The retainer, the retainer sleeve and an inner bearing race of the release bearing rotate as a unit with a pressure plate and a cover of the clutch. The outer race of the release bearing does not rotate relative to a transmission housing because it is engaged to a clutch yoke. The clutch yoke comprises part of the clutch actuation linkage. The clutch pressure plate and cover are rotatively fixed to an engine flywheel and rotate as a unit therewith.
A clutch driven disc is rotatably connected with the transmission input shaft for rotation therewith. When the clutch is engaged, the driven disc and the input shaft rotate at the same speed as the engine flywheel.

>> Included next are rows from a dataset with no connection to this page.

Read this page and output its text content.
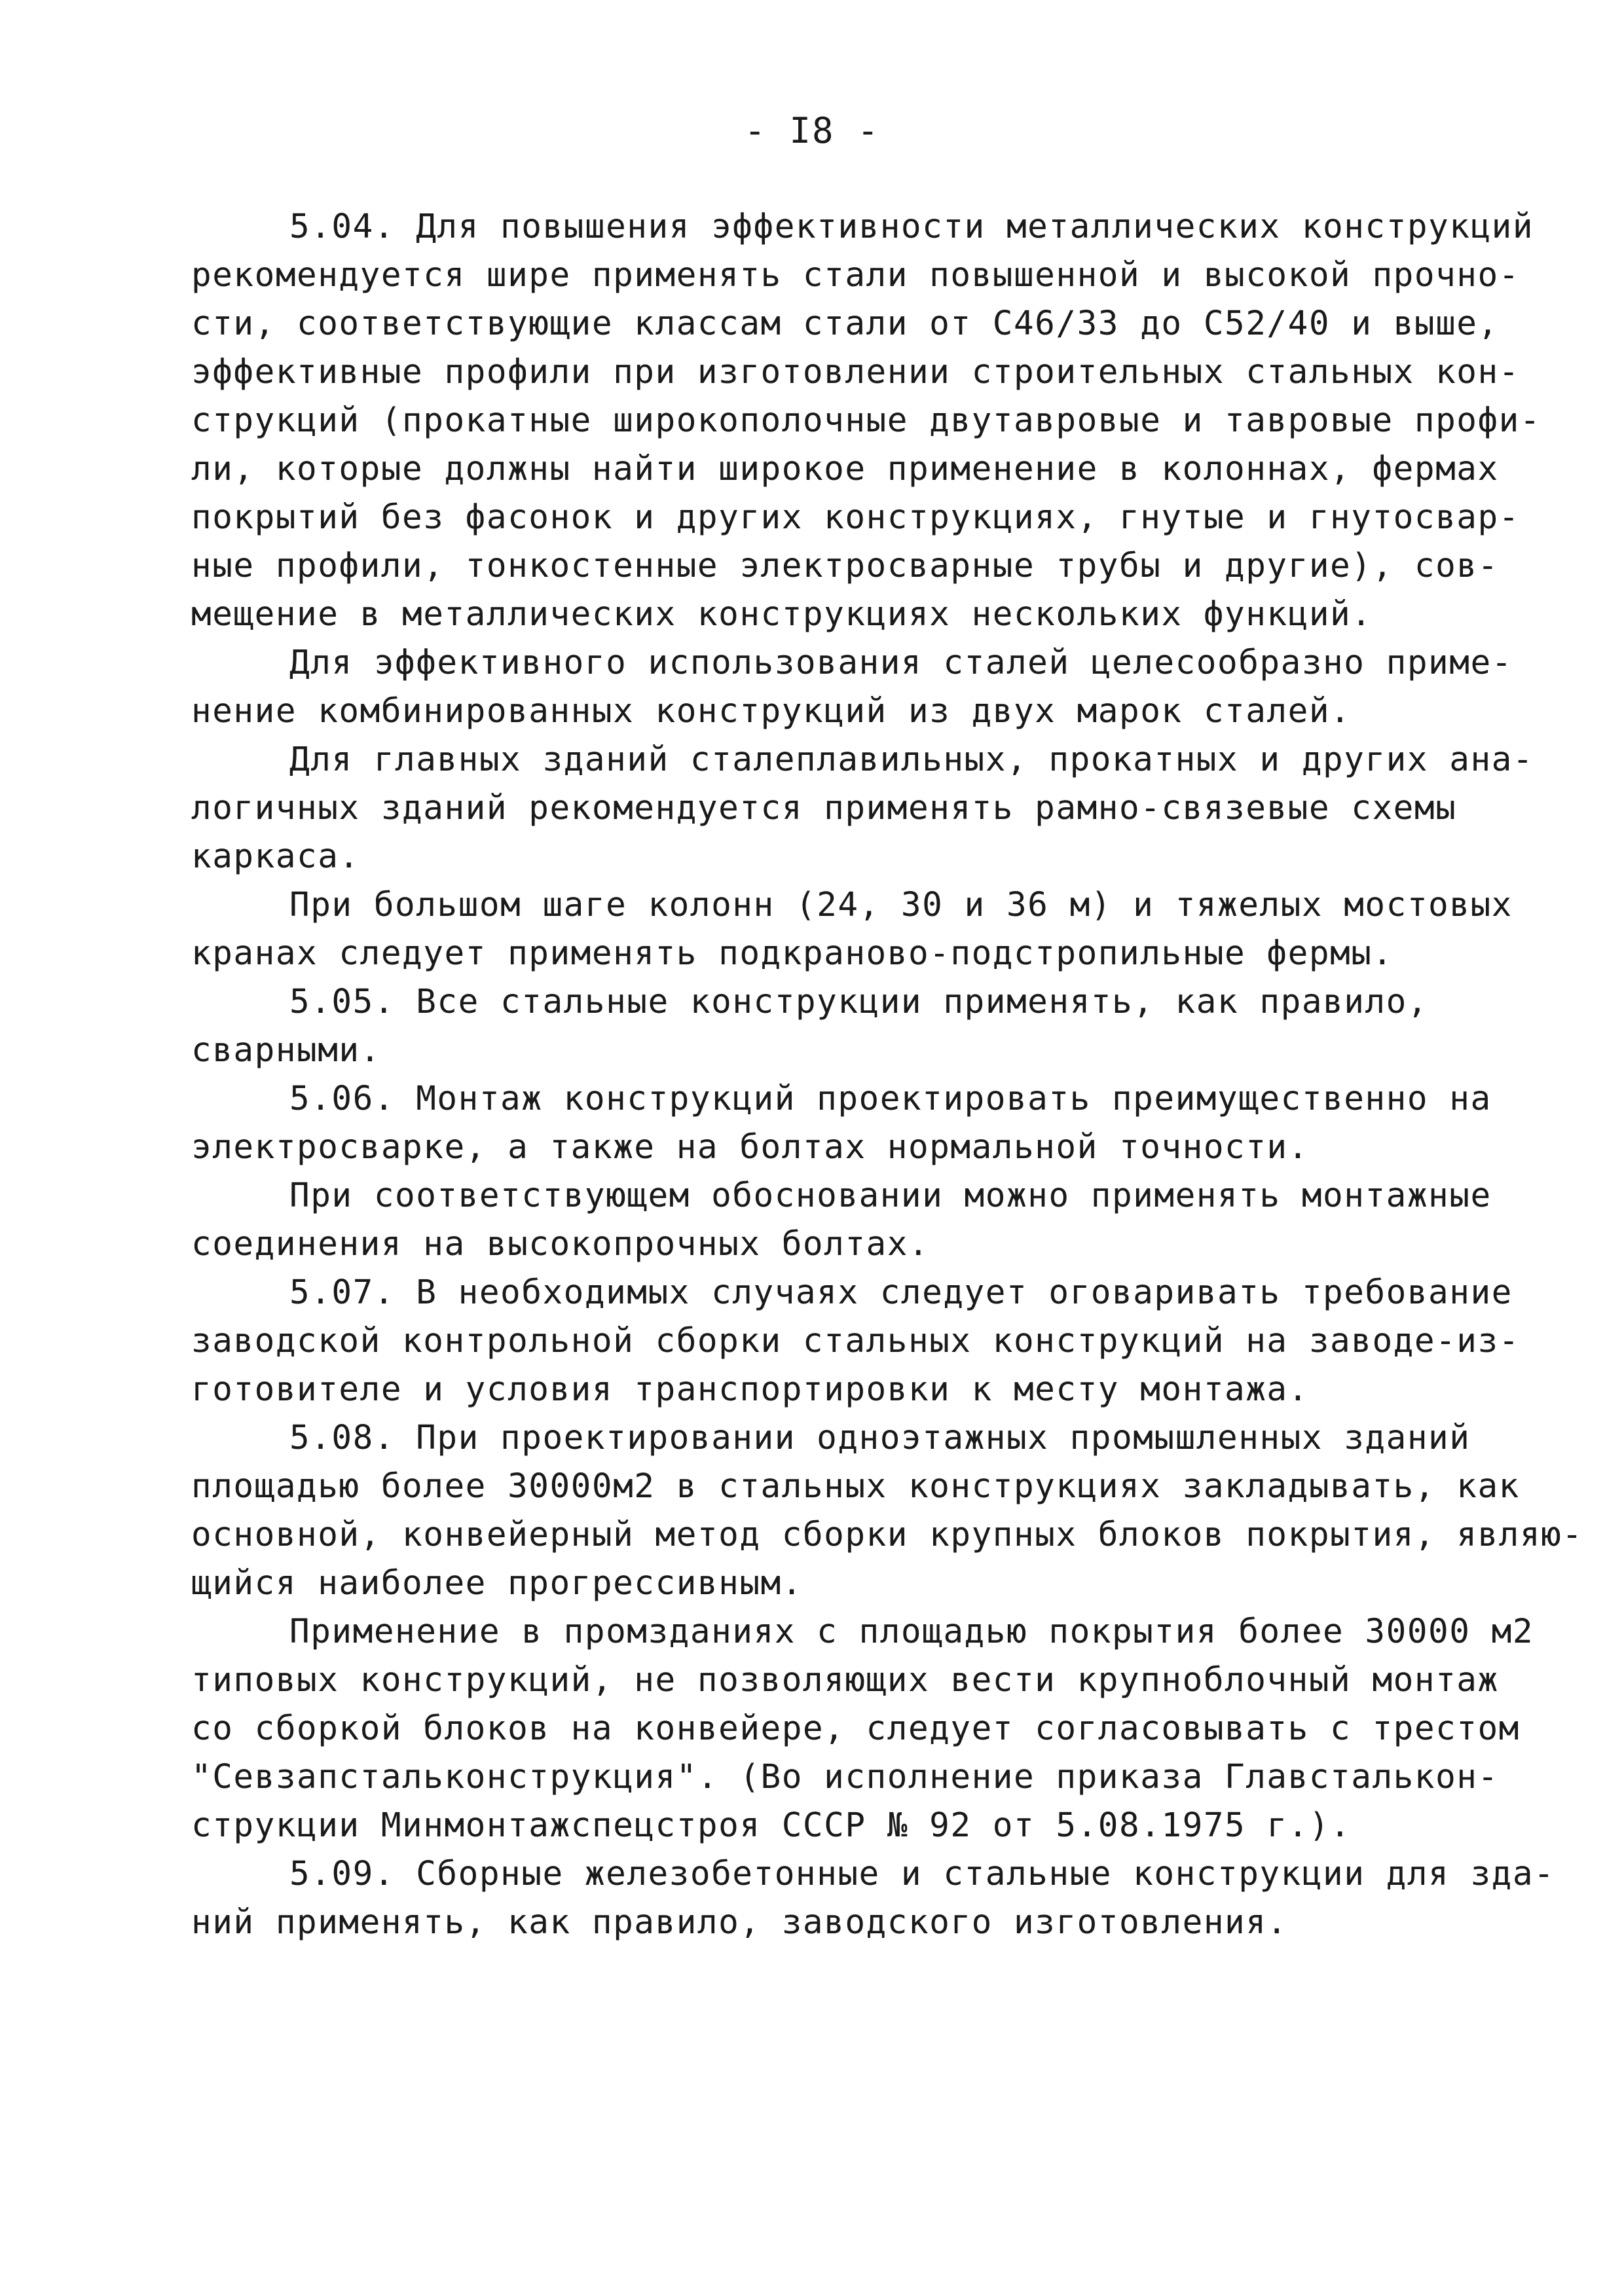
- I8 -
5.04. Для повышения эффективности металлических конструкций
рекомендуется шире применять стали повышенной и высокой прочно-
сти, соответствующие классам стали от С46/33 до С52/40 и выше,
эффективные профили при изготовлении строительных стальных кон-
струкций (прокатные широкополочные двутавровые и тавровые профи-
ли, которые должны найти широкое применение в колоннах, фермах
покрытий без фасонок и других конструкциях, гнутые и гнутосвар-
ные профили, тонкостенные электросварные трубы и другие), сов-
мещение в металлических конструкциях нескольких функций.
Для эффективного использования сталей целесообразно приме-
нение комбинированных конструкций из двух марок сталей.
Для главных зданий сталеплавильных, прокатных и других ана-
логичных зданий рекомендуется применять рамно-связевые схемы
каркаса.
При большом шаге колонн (24, 30 и 36 м) и тяжелых мостовых
кранах следует применять подкраново-подстропильные фермы.
5.05. Все стальные конструкции применять, как правило,
сварными.
5.06. Монтаж конструкций проектировать преимущественно на
электросварке, а также на болтах нормальной точности.
При соответствующем обосновании можно применять монтажные
соединения на высокопрочных болтах.
5.07. В необходимых случаях следует оговаривать требование
заводской контрольной сборки стальных конструкций на заводе-из-
готовителе и условия транспортировки к месту монтажа.
5.08. При проектировании одноэтажных промышленных зданий
площадью более 30000м2 в стальных конструкциях закладывать, как
основной, конвейерный метод сборки крупных блоков покрытия, являю-
щийся наиболее прогрессивным.
Применение в промзданиях с площадью покрытия более 30000 м2
типовых конструкций, не позволяющих вести крупноблочный монтаж
со сборкой блоков на конвейере, следует согласовывать с трестом
"Севзапстальконструкция". (Во исполнение приказа Главсталькон-
струкции Минмонтажспецстроя СССР № 92 от 5.08.1975 г.).
5.09. Сборные железобетонные и стальные конструкции для зда-
ний применять, как правило, заводского изготовления.
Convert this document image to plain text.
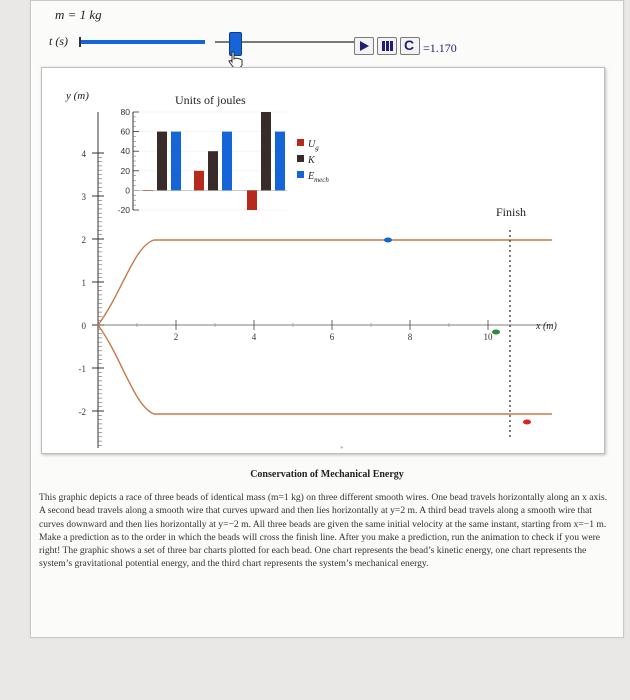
m = 1 kg
t (s)	C =1.170
y (m)
4
3
2
1
0
-1
-2
2	4	6	8	10
x (m)
Finish
Units of joules
80
60
40
20
0
-20
$U_g$
K
$E_{mech}$
*
Conservation of Mechanical Energy
This graphic depicts a race of three beads of identical mass (m=1 kg) on three different smooth wires. One bead travels horizontally along an x axis. A second bead travels along a smooth wire that curves upward and then lies horizontally at y=2 m. A third bead travels along a smooth wire that curves downward and then lies horizontally at y=−2 m. All three beads are given the same initial velocity at the same instant, starting from x=−1 m. Make a prediction as to the order in which the beads will cross the finish line. After you make a prediction, run the animation to check if you were right! The graphic shows a set of three bar charts plotted for each bead. One chart represents the bead’s kinetic energy, one chart represents the system’s gravitational potential energy, and the third chart represents the system’s mechanical energy.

When the clutch is disengaged, the driven disc and input shaft are uncoupled from those parts of the clutch which rotate with the engine, permitting relative rotation between the input shaft and the retainer sleeve. Differential speed between the retainer sleeve and the input shaft contributes to the wear of the retainer sleeve. Anti-friction bushings are commonly disposed in the retainer sleeve to help reduce the consequences of the engagement between the input shaft and the sleeve. However, grooves cut into the input shaft form edges which can damage the bushings. Also, customer expectations of increasingly longer periods of service free operation require further improvement of the retainer sleeve to input shaft interface.
Clutch brakes are used in heavy duty and medium duty trucks to slow a transmission input shaft, and therefore the gears within the transmission, to facilitate shifting of a non-synchronized manual transmission. A clutch brake is slidably disposed on the input shaft between the release bearing and the transmission housing. The clutch brake is engaged by using the clutch linkage to pull the release bearing back to the full extent of its travel, compressing the clutch brake between the release bearing and the transmission housing or a feature rotatably fixed to the housing. One type of clutch brake has its engagement surfaces rotatably fixed to the input shaft. This is an inexpensive configuration because a one piece brake can be employed. Friction elements fixed to a hub are used to provide the engagement surfaces. However, such brakes absorb a high level of energy wearing the friction element and require servicing at a higher than desired frequency. Another type of clutch brake is a torque limiting clutch brake. Torque limiting clutch brakes allow slippage to occur internally between a first portion rotatably fixed to the input shaft and a second portion axially engaged by the release bearing and the transmission housing. The slippage increases the life of the brake by reducing the rate at which the brake must absorb energy. However, because they comprise a number of components including springs, a hub portion and an outer shell that must be assembled, such torque limiting brakes are more expensive than a non-slipping brake. Additionally, to service known torque limiting clutch brakes, the transmission must be separated from the engine. This is a very time consuming and therefore expensive service operation.